I told Tank to back up and stand on the sidewalk where Butchy could see him.
“Look out your window, Butchy,” I said. “See the big guy standing on the sidewalk?”
“Yeah.”
“That's my partner. If you don't open the door, he's going to put his foot through it. And then he's going to go upstairs and root you out like the rodent you are and put his foot up your ass.”
“I've got a gun.”
“Is it as big as Tank's?”
Tank was holding a .44 Magnum.
“I swear to God,” Butchy said, “if you come in I'll blow four head off.” And he disconnected.
“He's not coming down,” I told Tank. “And he says he's armed.”
Tank walked up to the door, put his boot to it just left of the handle, and the door flipped open. “Wait here,” Tank said.
I had my gun in hand, too. “No way. This is my bust.”
Tank turned and looked at me. “Anything happens to you, I have to answer to Ranger. Frankly, I'd rather take a bullet from this moron.”
Okay, that made sense to me. “I'll wait here,” I told him.
“I'm coming up the stairs,” Tank called to Butchy. “When I get to the top I want you unarmed, face down on the floor with your hands where I can see them.”
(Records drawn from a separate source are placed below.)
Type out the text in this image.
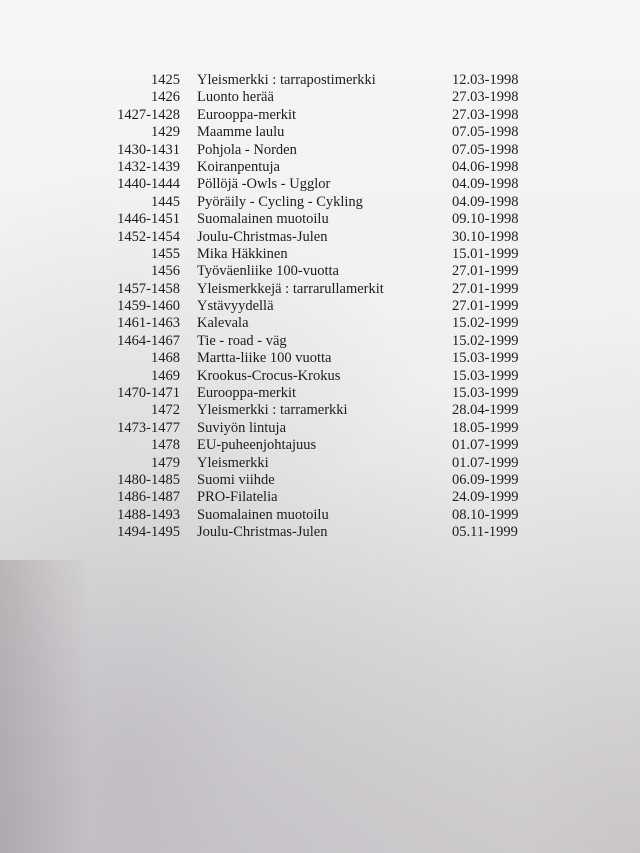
1425 Yleismerkki : tarrapostimerkki	12.03-1998
1426 Luonto herää	27.03-1998
1427-1428 Eurooppa-merkit	27.03-1998
1429 Maamme laulu	07.05-1998
1430-1431 Pohjola - Norden	07.05-1998
1432-1439 Koiranpentuja	04.06-1998
1440-1444 Pöllöjä -Owls - Ugglor	04.09-1998
1445 Pyöräily - Cycling - Cykling	04.09-1998
1446-1451 Suomalainen muotoilu	09.10-1998
1452-1454 Joulu-Christmas-Julen	30.10-1998
1455 Mika Häkkinen	15.01-1999
1456 Työväenliike 100-vuotta	27.01-1999
1457-1458 Yleismerkkejä : tarrarullamerkit	27.01-1999
1459-1460 Ystävyydellä	27.01-1999
1461-1463 Kalevala	15.02-1999
1464-1467 Tie - road - väg	15.02-1999
1468 Martta-liike 100 vuotta	15.03-1999
1469 Krookus-Crocus-Krokus	15.03-1999
1470-1471 Eurooppa-merkit	15.03-1999
1472 Yleismerkki : tarramerkki	28.04-1999
1473-1477 Suviyön lintuja	18.05-1999
1478 EU-puheenjohtajuus	01.07-1999
1479 Yleismerkki	01.07-1999
1480-1485 Suomi viihde	06.09-1999
1486-1487 PRO-Filatelia	24.09-1999
1488-1493 Suomalainen muotoilu	08.10-1999
1494-1495 Joulu-Christmas-Julen	05.11-1999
I looked up and saw Butchy ass first, half out the window above me. He was waiting for Tank to get to the top of the stairs and then Butchy was going to go out the window, onto the small roof over the stoop, and drop to the ground.
I ducked into the doorway so Butchy wouldn't see me. I held my breath and waited to hear him on the roof. Tank got to the top of the stairs, Butchy's feet scuffed on the roof, and I jumped out. I had my gun two-handed and I yelled for Butchy to stop and freeze.
“I've got him,” I yelled to Tank. “He's on the porch roof.”
Tank jogged down the stairs and moved to join me on the small patch of front lawn. He cleared the porch just as Butchy catapulted himself off the roof, and the two of them crashed to the ground with Butchy on top of Tank.
I rushed in and grabbed Butchy by the arm, cuffing him behind his back while he still had the air knocked out of him. I rolled him off Tank and shoved him aside. Tank was on his back with his leg twisted at an impossible angle.
“Just shoot me,” Tank said. “It'd be less painful.”
I called EMS and then I called Ranger. A half hour later, Tank was rolled into the EMS truck, his leg held stable by an
inflated cast.
Ranger and I stood side by side and watched the truck disappear around the corner. A big, bald, jug-headed guy, neatly dressed in black jeans and T-shirt, stood by Tank's truck. He had his muscle-bound, bulging arms crossed over his massive chest and his tiny eyes fixed on Ranger and me.